Nonostante il suo nome, Patience sta perdendo la pazienza, ma non la speranza. Il suo Uganda è l’emblema di come può colpire la crisi climatica: poche settimane fa il governo ha dichiarato che nella zona di Karamoja a causa della siccità almeno 900 persone sono morte di fame. In tutto il Paese i raccolti sono sempre più scarsi e complessi: o vengono spazzati via dalle inondazioni, o non crescono per terreni diventati completamente secchi. E poi ci sono le cavallette. Di tutto questo, dell’Africa che è responsabile per appena il 4% delle emissioni climalteranti globali, nessuno parla, nessuno si interessa.

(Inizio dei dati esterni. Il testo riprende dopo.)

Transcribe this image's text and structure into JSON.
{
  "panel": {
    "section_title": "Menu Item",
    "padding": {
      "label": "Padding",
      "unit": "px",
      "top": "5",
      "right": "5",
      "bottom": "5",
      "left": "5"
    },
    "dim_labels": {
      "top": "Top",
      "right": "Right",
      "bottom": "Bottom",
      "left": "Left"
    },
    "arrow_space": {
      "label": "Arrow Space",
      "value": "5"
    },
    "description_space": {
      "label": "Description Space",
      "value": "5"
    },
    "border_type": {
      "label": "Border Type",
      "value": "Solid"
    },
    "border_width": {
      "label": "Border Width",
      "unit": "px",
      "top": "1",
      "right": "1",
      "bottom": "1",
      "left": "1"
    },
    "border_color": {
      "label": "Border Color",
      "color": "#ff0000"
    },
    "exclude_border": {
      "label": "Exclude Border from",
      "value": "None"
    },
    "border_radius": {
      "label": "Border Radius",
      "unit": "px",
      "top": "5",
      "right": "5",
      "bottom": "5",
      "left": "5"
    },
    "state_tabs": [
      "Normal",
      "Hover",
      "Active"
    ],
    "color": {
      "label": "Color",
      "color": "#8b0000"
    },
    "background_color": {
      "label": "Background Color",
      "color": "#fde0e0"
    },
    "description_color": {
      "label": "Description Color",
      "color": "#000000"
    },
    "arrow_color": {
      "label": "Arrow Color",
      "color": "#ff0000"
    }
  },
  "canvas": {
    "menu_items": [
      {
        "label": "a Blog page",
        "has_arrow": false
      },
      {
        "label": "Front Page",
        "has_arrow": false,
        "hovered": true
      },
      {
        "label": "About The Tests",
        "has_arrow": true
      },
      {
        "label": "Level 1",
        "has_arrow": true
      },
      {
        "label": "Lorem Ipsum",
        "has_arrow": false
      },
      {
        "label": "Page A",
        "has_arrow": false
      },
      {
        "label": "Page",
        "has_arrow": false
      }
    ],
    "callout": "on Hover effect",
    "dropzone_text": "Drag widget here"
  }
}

Così Patience Nabukalu, 24 anni, quando i Fridays For Future l’hanno invitata a raggiungerli al Meeting Europeo di Torino, è volata in Italia per provare a lanciare un grido di aiuto, in qualità di rappresentate dei Paesi Mapa, quelli che soprattutto nel Sud del mondo sono più colpiti dalla crisi climatica. A Green&Blue Patience racconta di essere arrivata qui con la speranza di “discutere come possiamo lavorare insieme, con gli europei, come possiamo collaborare per gli aiuti al mio e agli altri Paesi in difficoltà”.

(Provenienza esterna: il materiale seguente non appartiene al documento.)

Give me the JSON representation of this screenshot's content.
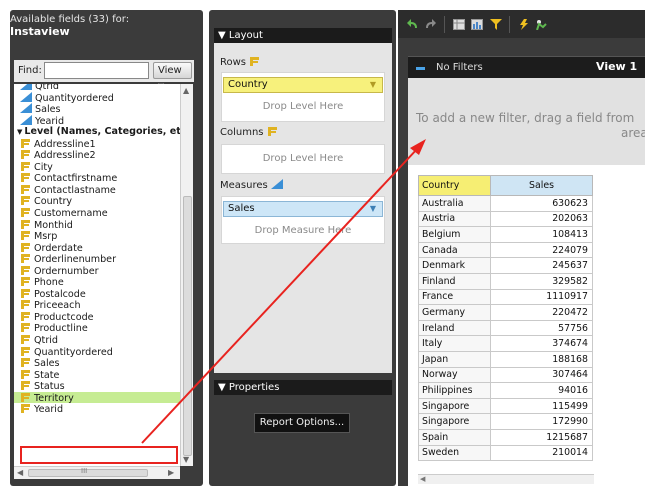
{
  "left": {
    "header_line1": "Available fields (33) for:",
    "header_line2": "Instaview",
    "find_label": "Find:",
    "find_value": "",
    "view_label": "View",
    "view_arrow": "▽",
    "fields": [
      {
        "label": "Qtrid",
        "kind": "measure",
        "partial": true
      },
      {
        "label": "Quantityordered",
        "kind": "measure"
      },
      {
        "label": "Sales",
        "kind": "measure"
      },
      {
        "label": "Yearid",
        "kind": "measure"
      },
      {
        "label": "Level (Names, Categories, etc",
        "kind": "group"
      },
      {
        "label": "Addressline1",
        "kind": "level"
      },
      {
        "label": "Addressline2",
        "kind": "level"
      },
      {
        "label": "City",
        "kind": "level"
      },
      {
        "label": "Contactfirstname",
        "kind": "level"
      },
      {
        "label": "Contactlastname",
        "kind": "level"
      },
      {
        "label": "Country",
        "kind": "level"
      },
      {
        "label": "Customername",
        "kind": "level"
      },
      {
        "label": "Monthid",
        "kind": "level"
      },
      {
        "label": "Msrp",
        "kind": "level"
      },
      {
        "label": "Orderdate",
        "kind": "level"
      },
      {
        "label": "Orderlinenumber",
        "kind": "level"
      },
      {
        "label": "Ordernumber",
        "kind": "level"
      },
      {
        "label": "Phone",
        "kind": "level"
      },
      {
        "label": "Postalcode",
        "kind": "level"
      },
      {
        "label": "Priceeach",
        "kind": "level"
      },
      {
        "label": "Productcode",
        "kind": "level"
      },
      {
        "label": "Productline",
        "kind": "level"
      },
      {
        "label": "Qtrid",
        "kind": "level"
      },
      {
        "label": "Quantityordered",
        "kind": "level"
      },
      {
        "label": "Sales",
        "kind": "level"
      },
      {
        "label": "State",
        "kind": "level"
      },
      {
        "label": "Status",
        "kind": "level"
      },
      {
        "label": "Territory",
        "kind": "level",
        "highlight": true
      },
      {
        "label": "Yearid",
        "kind": "level"
      }
    ],
    "hscroll_grip": "III"
  },
  "layout": {
    "title": "▼ Layout",
    "rows_label": "Rows",
    "rows_chip": "Country",
    "rows_drop": "Drop Level Here",
    "columns_label": "Columns",
    "columns_drop": "Drop Level Here",
    "measures_label": "Measures",
    "measures_chip": "Sales",
    "measures_drop": "Drop Measure Here",
    "properties_title": "▼ Properties",
    "report_options": "Report Options..."
  },
  "view": {
    "no_filters": "No Filters",
    "view_name": "View 1",
    "filter_msg_line1": "To add a new filter, drag a field from",
    "filter_msg_line2": "area."
  },
  "table": {
    "headers": [
      "Country",
      "Sales"
    ],
    "rows": [
      [
        "Australia",
        "630623"
      ],
      [
        "Austria",
        "202063"
      ],
      [
        "Belgium",
        "108413"
      ],
      [
        "Canada",
        "224079"
      ],
      [
        "Denmark",
        "245637"
      ],
      [
        "Finland",
        "329582"
      ],
      [
        "France",
        "1110917"
      ],
      [
        "Germany",
        "220472"
      ],
      [
        "Ireland",
        "57756"
      ],
      [
        "Italy",
        "374674"
      ],
      [
        "Japan",
        "188168"
      ],
      [
        "Norway",
        "307464"
      ],
      [
        "Philippines",
        "94016"
      ],
      [
        "Singapore",
        "115499"
      ],
      [
        "Singapore",
        "172990"
      ],
      [
        "Spain",
        "1215687"
      ],
      [
        "Sweden",
        "210014"
      ]
    ]
  },
  "colors": {
    "panel_dark": "#3b3b3b",
    "header_black": "#1b1b1b",
    "country_yellow": "#f6ee73",
    "sales_blue": "#cfe5f4",
    "territory_green": "#c6ec93",
    "annotation_red": "#e8231f"
  }
}
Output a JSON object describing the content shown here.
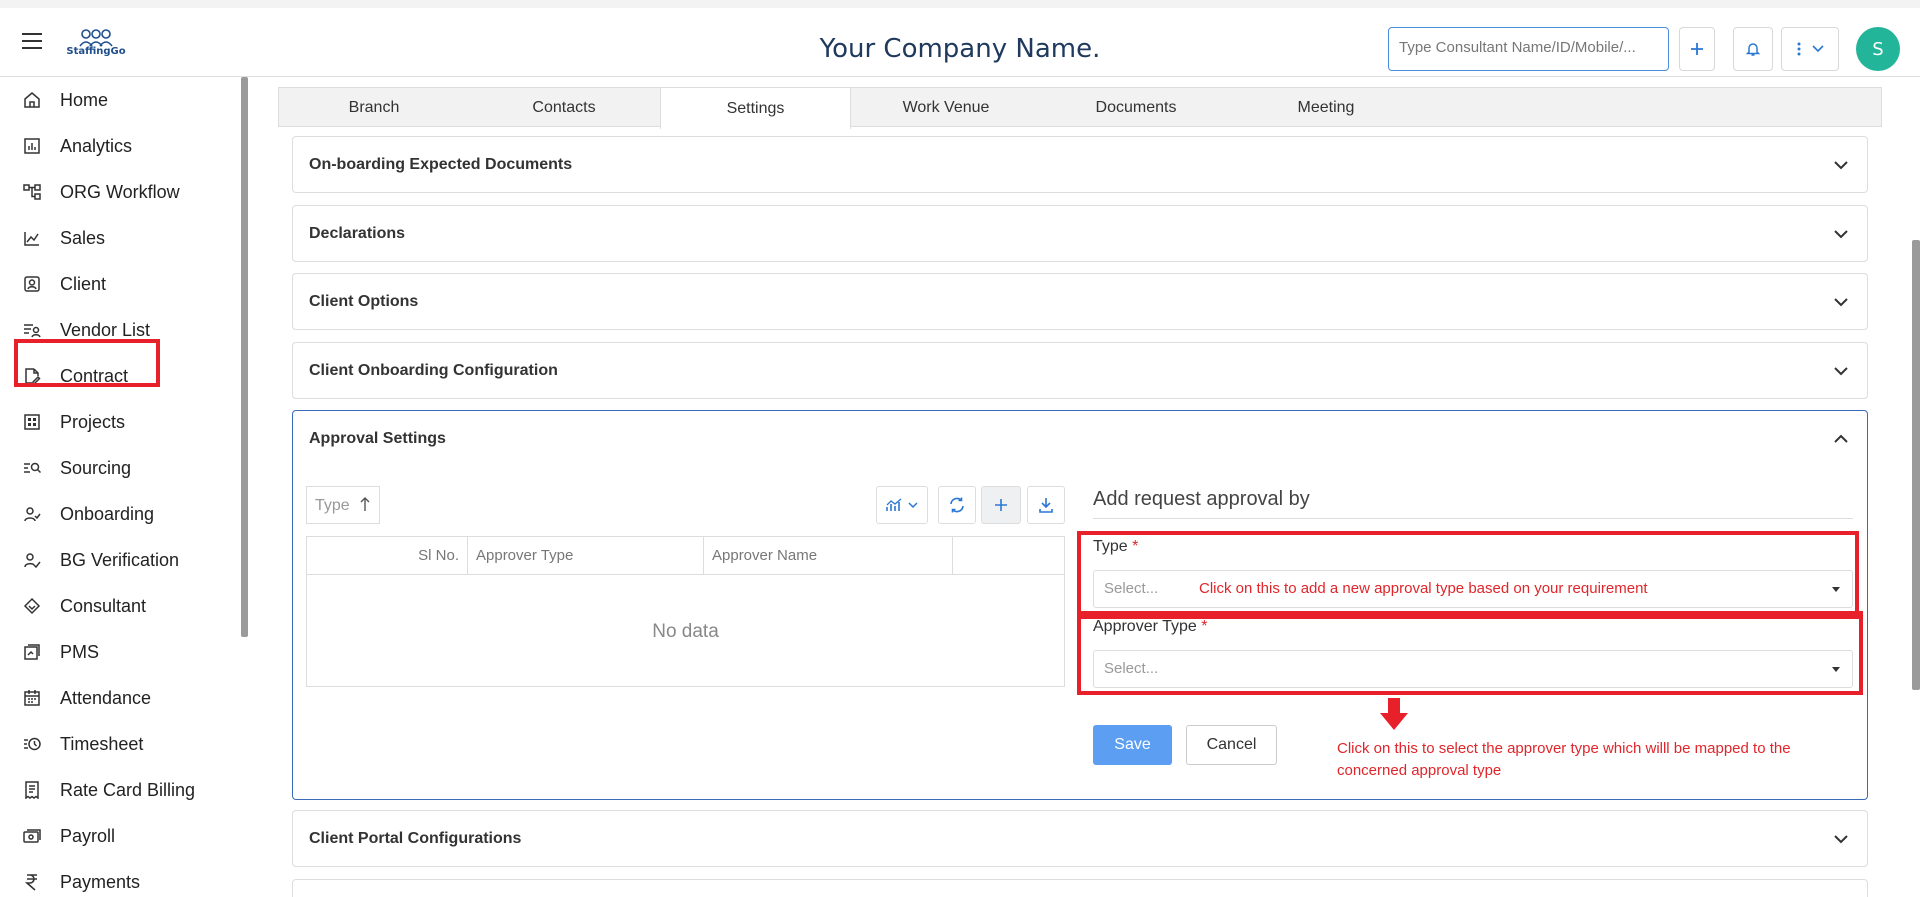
{
  "header": {
    "company_name": "Your Company Name.",
    "logo_text": "StaffingGo",
    "search_placeholder": "Type Consultant Name/ID/Mobile/...",
    "avatar_letter": "S"
  },
  "sidebar": {
    "items": [
      {
        "label": "Home",
        "icon": "home-icon"
      },
      {
        "label": "Analytics",
        "icon": "analytics-icon"
      },
      {
        "label": "ORG Workflow",
        "icon": "workflow-icon"
      },
      {
        "label": "Sales",
        "icon": "sales-icon"
      },
      {
        "label": "Client",
        "icon": "client-icon"
      },
      {
        "label": "Vendor List",
        "icon": "vendor-icon"
      },
      {
        "label": "Contract",
        "icon": "contract-icon"
      },
      {
        "label": "Projects",
        "icon": "projects-icon"
      },
      {
        "label": "Sourcing",
        "icon": "sourcing-icon"
      },
      {
        "label": "Onboarding",
        "icon": "onboarding-icon"
      },
      {
        "label": "BG Verification",
        "icon": "bg-verification-icon"
      },
      {
        "label": "Consultant",
        "icon": "consultant-icon"
      },
      {
        "label": "PMS",
        "icon": "pms-icon"
      },
      {
        "label": "Attendance",
        "icon": "attendance-icon"
      },
      {
        "label": "Timesheet",
        "icon": "timesheet-icon"
      },
      {
        "label": "Rate Card Billing",
        "icon": "rate-card-icon"
      },
      {
        "label": "Payroll",
        "icon": "payroll-icon"
      },
      {
        "label": "Payments",
        "icon": "rupee-icon"
      }
    ]
  },
  "tabs": [
    "Branch",
    "Contacts",
    "Settings",
    "Work Venue",
    "Documents",
    "Meeting"
  ],
  "active_tab": "Settings",
  "sections": {
    "s1": "On-boarding Expected Documents",
    "s2": "Declarations",
    "s3": "Client Options",
    "s4": "Client Onboarding Configuration",
    "s5": "Approval Settings",
    "s6": "Client Portal Configurations"
  },
  "approval": {
    "sort_label": "Type",
    "columns": [
      "Sl No.",
      "Approver Type",
      "Approver Name",
      ""
    ],
    "no_data": "No data",
    "form_title": "Add request approval by",
    "type_label": "Type",
    "type_placeholder": "Select...",
    "approver_type_label": "Approver Type",
    "approver_type_placeholder": "Select...",
    "required_mark": "*",
    "save_label": "Save",
    "cancel_label": "Cancel"
  },
  "annotations": {
    "type_note": "Click on this to add a new approval type based on your requirement",
    "approver_note_line1": "Click on this to select the approver type which willl be mapped to the",
    "approver_note_line2": "concerned approval type"
  },
  "colors": {
    "highlight": "#e8202a",
    "primary": "#5b9ef2",
    "avatar": "#22b59a"
  }
}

La sua storia personale in parte descrive già molti di questi problemi che dopo l’infanzia l’hanno spinta a iniziare a lottare contro la crisi climatica e l’ingerenza dell’uomo. Per lei, dice, ogni volta che piove è una brutta giornata e il motivo è legato al suo difficile passato. “Vengo da una piccola zona vicino a Kampala, dove con mia madre, asmatica, sono cresciuta in una piccola casa dove in certi periodi pioveva ogni giorno: le inondazioni nel tempo sono diventate più intense e costanti e molte volte l’abitazione si è completamente allagata. Con mia madre malata, non potevo andare a scuola: passavo il tempo a cercare di drenare l’acqua”.
Cresciuta, è riuscita a studiare e a comprendere come “una delle causa legate all’intensificazione della crisi climatica è stata la perdita delle zone umide che tenevano tutto in equilibrio: sono state invase, distrutte e vendute alle industrie da parte del governo per realizzare profitti. Senza le zone umide, tutto è sballato. Questo mi ha spinto a combattere per ripristinarle e a lottare per le persone con le case e le vite colpite dalla crisi climatica. Nel 2020 mi sono unita al movimento di Fridays For Future e ho cominciato a fare scioperi per il clima”.

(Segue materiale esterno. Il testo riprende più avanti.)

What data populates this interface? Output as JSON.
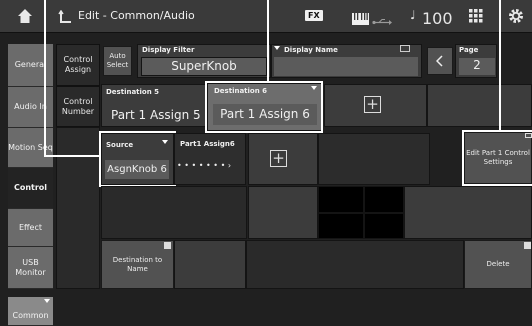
{
  "header": {
    "title": "Edit - Common/Audio",
    "fx_label": "FX",
    "tempo_symbol": "♩",
    "tempo_value": "100"
  },
  "nav": {
    "items": [
      "General",
      "Audio In",
      "Motion Seq",
      "Control",
      "Effect",
      "USB Monitor"
    ],
    "active": "Control",
    "sub_items": [
      "Control Assign",
      "Control Number"
    ],
    "common_tab": "Common"
  },
  "filter": {
    "auto_select_label": "Auto Select",
    "display_filter_label": "Display Filter",
    "display_filter_value": "SuperKnob",
    "display_name_label": "Display Name",
    "page_label": "Page",
    "page_value": "2"
  },
  "destinations": {
    "dest5_label": "Destination 5",
    "dest5_value": "Part 1 Assign 5",
    "dest6_label": "Destination 6",
    "dest6_value": "Part 1 Assign 6"
  },
  "source": {
    "label": "Source",
    "value": "AsgnKnob 6",
    "part_assign_label": "Part1 Assign6",
    "dots": "• • • • • • • ›"
  },
  "buttons": {
    "edit_part_settings": "Edit Part 1 Control Settings",
    "destination_to_name": "Destination to Name",
    "delete": "Delete"
  }
}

Anche manifestare il proprio dissenso sulle politiche del governo, scrivere e mostrare cartelli che parlano di un Pianeta B che non esiste, in Uganda può però essere pericoloso. “Fare attivismo, anche per il clima, viene visto come attivismo politico e non è permesso. Rischiamo tanto, anche gli arresti. Ma continueremo a combattere per esempio contro l’oleodotto Eacop, una bomba climatica che impatterà su tutta l’Africa orientale con un gigantesco disastro ambientale”. L’East Africa Crude Oil Pipeline, che sarà il più lungo oleodotto riscaldato del mondo, secondo Patience farà danni incalcolabili: “Si parla di un progetto da 1440 chilometri che sarà responsabile di 34 milioni di tonnellate di CO2 emesse ogni anno”.
I morti per siccità, i danni delle inondazioni, i disastri che potrebbe causare l’oleodotto “sono una realtà – dice Patience – la crisi climatica è reale e in Africa colpisce ogni giorno. I mega progetti sono di stampo coloniale, sono legati a interessi anche europei. Sono qui per chiedere al Nord del mondo di smetterla con le politiche colonialiste e con l’estrazione di combustibili fossili, di unirsi a noi nella lotta all’emergenza clima, di sostenerci. Personalmente, ho paura per il futuro dei bambini, per il mio futuro, ma sento anche che non posso avere questo timore perchè dentro di me c’è tanta speranza e sto agendo perché cambino le cose. Spero che lo faccia anche il resto del mondo”.